I’m not obsessed with the stock market. I don’t read about it very much, or have any great interest in it. My financial passions lie more in budgeting, debt elimination, and the psychology behind money. How people spend their money and why. That said, I think it’s important to have be familiar with the concept of stocks and investing. Knowing the stock market lingo lets you pick up little pieces of information along the way. It also makes the whole world of investing less mysterious, and therefore less scary.
Ever hear the term to “short a stock” and wonder what that means? To short a stock means that you sell the stock before you buy it. What?! I know, it’s weird. To make money in the stock market you buy low and sell high. You’ve heard that right? Well, you don’t have to do it in that order. If you think a stock price is going to fall you can sell it first, and then buy it later.
Think of ebay. You sell something on ebay, the buyer pays, and then you ship it. Now, you don’t HAVE to have the item on hand when you list it. Let’s say that you are selling a cell phone. You heard that a new version of that phone is coming out next week and you think the current model is going to be marked down because of this. So you decide to sell the current model on ebay for today’s price of $100. You sell it on Friday. On Monday the new version comes out and the current model is marked down to $75. You go to the store, buy it for $75 and send it off to the person who bought it on Friday for $100. You just shorted that cell phone and made $25.
The risk is of course that your bet doesn’t pay off. What if the price doesn’t go down? You don’t make any money at all. Or worse,the price goes up. Let’s say that over the weekend the reviews of the new phone are all horrible (so naturally we’re not talking about a Republic Wireless phone). So horrible in fact that it makes the current model even more desirable. People rush to the store to buy the current model because they aren’t going to be made anymore and if you want one now is the only time to get it. So on Monday you have to pay $125 for the phone. You just lost $25.

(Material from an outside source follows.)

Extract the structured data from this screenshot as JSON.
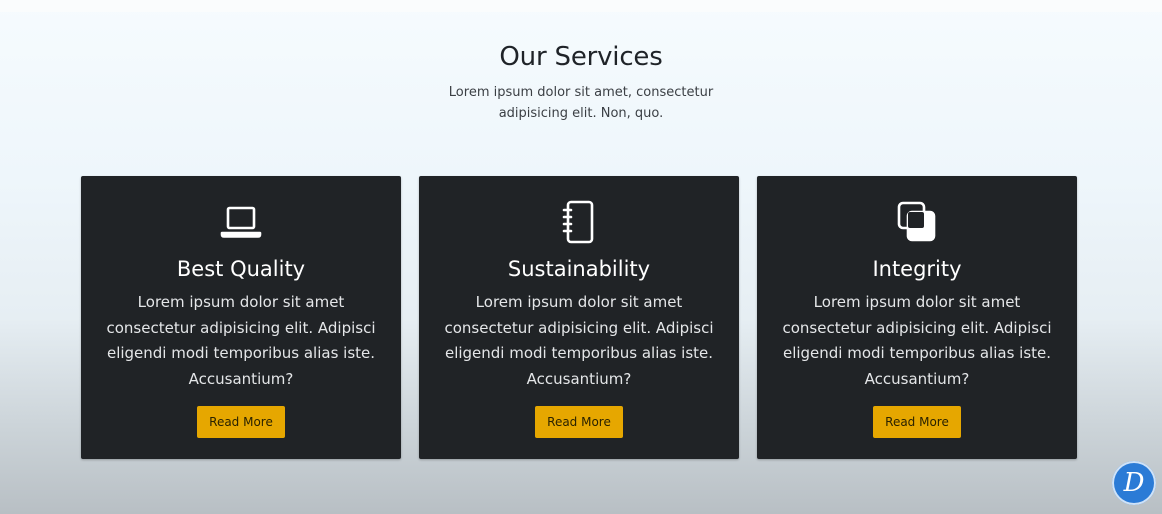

Shorting a stock is very risky because you have an unlimited amount of potential loss. When you sell the item first you have to buy it at a later date. If the price skyrockets you could lose a lot of money. When you buy a stock the absolute worst case scenario is it goes to $0, but a stock’s price could go as high as it wants so there is infinitely more risk in shorting stocks than in buying them.
Let’s say over the weekend there was a government ban of manufacturing cell phones. The phones in the store are the last of the cell phones in the world. Now what’s the price? What if you get to the store and the price of that phone is $1,000. You have to pay it. You just lost $900. What if instead of selling one phone on ebay you had sold 10, or 100. Or the price goes to $2,000, or $10,000. You can see how this could mean huge losses very quickly.
When you buy a stock your losses are limited to your investment. The buyer of the cell phone in our example invested $100. The worst case scenario for him is that the price of that phone goes to zero. If that happens he lost $100. He can’t lose more than that. Where as the you, the short seller, could lose anything.
In real life stock selling you obviously can’t wait for the weekend to pass buy the stock you sold. When a someone buys a stock they own it right then, they don’t have to wait for shipping. So what you do is borrow the stock from a broker. The broker sends the stock along and you owe the broker that stock. Think of it like borrowing the cell phone you sold on ebay from a friend, you then owe that friend his cell phone back. This is called buying on margin.
When you have made enough money, or lost enough money, you buy the stock and repay the broker. This is called closing (or covering) your short.
Now you know what it means when you hear that someone “shorted a stock”, and really why you shouldn’t do it unless you are a very savvy investor.